September 2, 2015 - Homeowners and house hunters alike sometimes wonder about the possibility of an FHA loan assumption.

If you purchased a home with an FHA mortgage loan, does the FHA allow you to sign that loan over to another qualified borrower, so they can assume responsibility for the loan and take ownership?

This type of transaction is permitted for FHA single family home loans, but there are certain considerations you should know about starting with the date of the original loan and how that date can affect the assumption.

Depending on when the loan was issued, there may be different requirements for the borrower and the homeowner alike. For example, “If the loan application was signed by the borrower before December 1, 1986, the FHA-insured mortgage generally contains no restrictions on assumability.” That information is found in HUD 4155.2 Chapter Three, and it means that the FHA loan that meets that standard is “freely assumable”.

For FHA loans issued after December 1, 1986, the lender’s participation is required.
An FHA loan assumption requires a credit check to insure the borrower is qualified. Furthermore, the original borrower will have to work with the lender in order to complete the loan assumption.

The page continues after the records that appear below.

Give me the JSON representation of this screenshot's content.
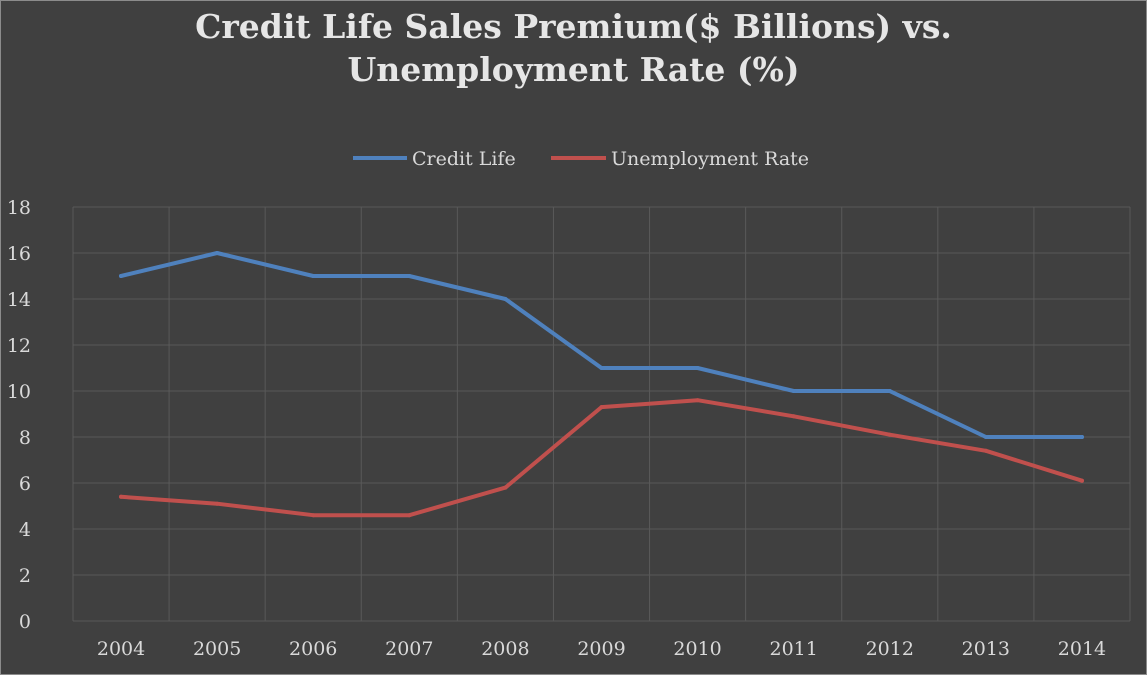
{
  "chart_data": {
    "type": "line",
    "title": "Credit Life Sales Premium($ Billions) vs. Unemployment Rate (%)",
    "title_lines": [
      "Credit Life Sales Premium($ Billions) vs.",
      "Unemployment Rate (%)"
    ],
    "categories": [
      "2004",
      "2005",
      "2006",
      "2007",
      "2008",
      "2009",
      "2010",
      "2011",
      "2012",
      "2013",
      "2014"
    ],
    "series": [
      {
        "name": "Credit Life",
        "color": "#4f81bd",
        "values": [
          15,
          16,
          15,
          15,
          14,
          11,
          11,
          10,
          10,
          8,
          8
        ]
      },
      {
        "name": "Unemployment Rate",
        "color": "#c0504d",
        "values": [
          5.4,
          5.1,
          4.6,
          4.6,
          5.8,
          9.3,
          9.6,
          8.9,
          8.1,
          7.4,
          6.1
        ]
      }
    ],
    "ylim": [
      0,
      18
    ],
    "yticks": [
      0,
      2,
      4,
      6,
      8,
      10,
      12,
      14,
      16,
      18
    ],
    "xlabel": "",
    "ylabel": "",
    "grid": true,
    "legend_position": "top",
    "background_color": "#404040",
    "gridline_color": "#595959",
    "text_color": "#d9d9d9"
  }
}
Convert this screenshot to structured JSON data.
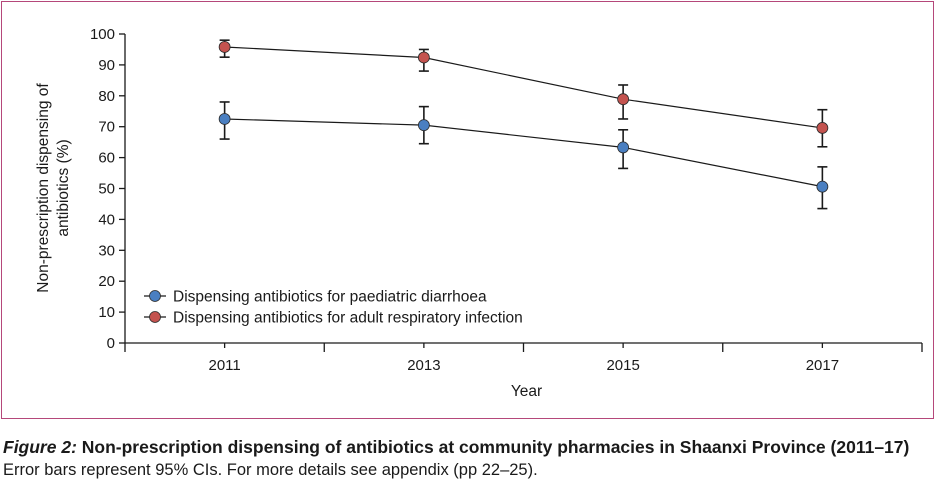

We find instructions for the lender to that effect in Chapter Three of HUD 4155.2. It tells the lender:

“For a mortgage where the application was signed on or after December 1, 1986, the loan may be assumable depending on a creditworthiness review of the assumptor(s).”

In these cases, approval of the FHA loan assumption should not be taken for granted any more than the original mortgage loan was; the lender is, similar to the original mortgage, required to make sure the new owner of the home is an acceptable credit risk. The person assuming the FHA loan should prepare for the transaction the way any home buyer would for a typical loan application.

That means reviewing FICO scores, reducing debt-to-income ratios, and preparing for any expenses associated with the loan assumption. The house hunter should seriously think about a home inspection, in exactly the same way a borrower applying for a new-purchase FHA mortgage would. Just because the loan is being assumed, rather than being applied for in a new purchase transaction, doesn’t mean the deal doesn’t carry the same degree of risk as a new purchase. The home inspection is strongly encouraged for any FHA mortgage loan.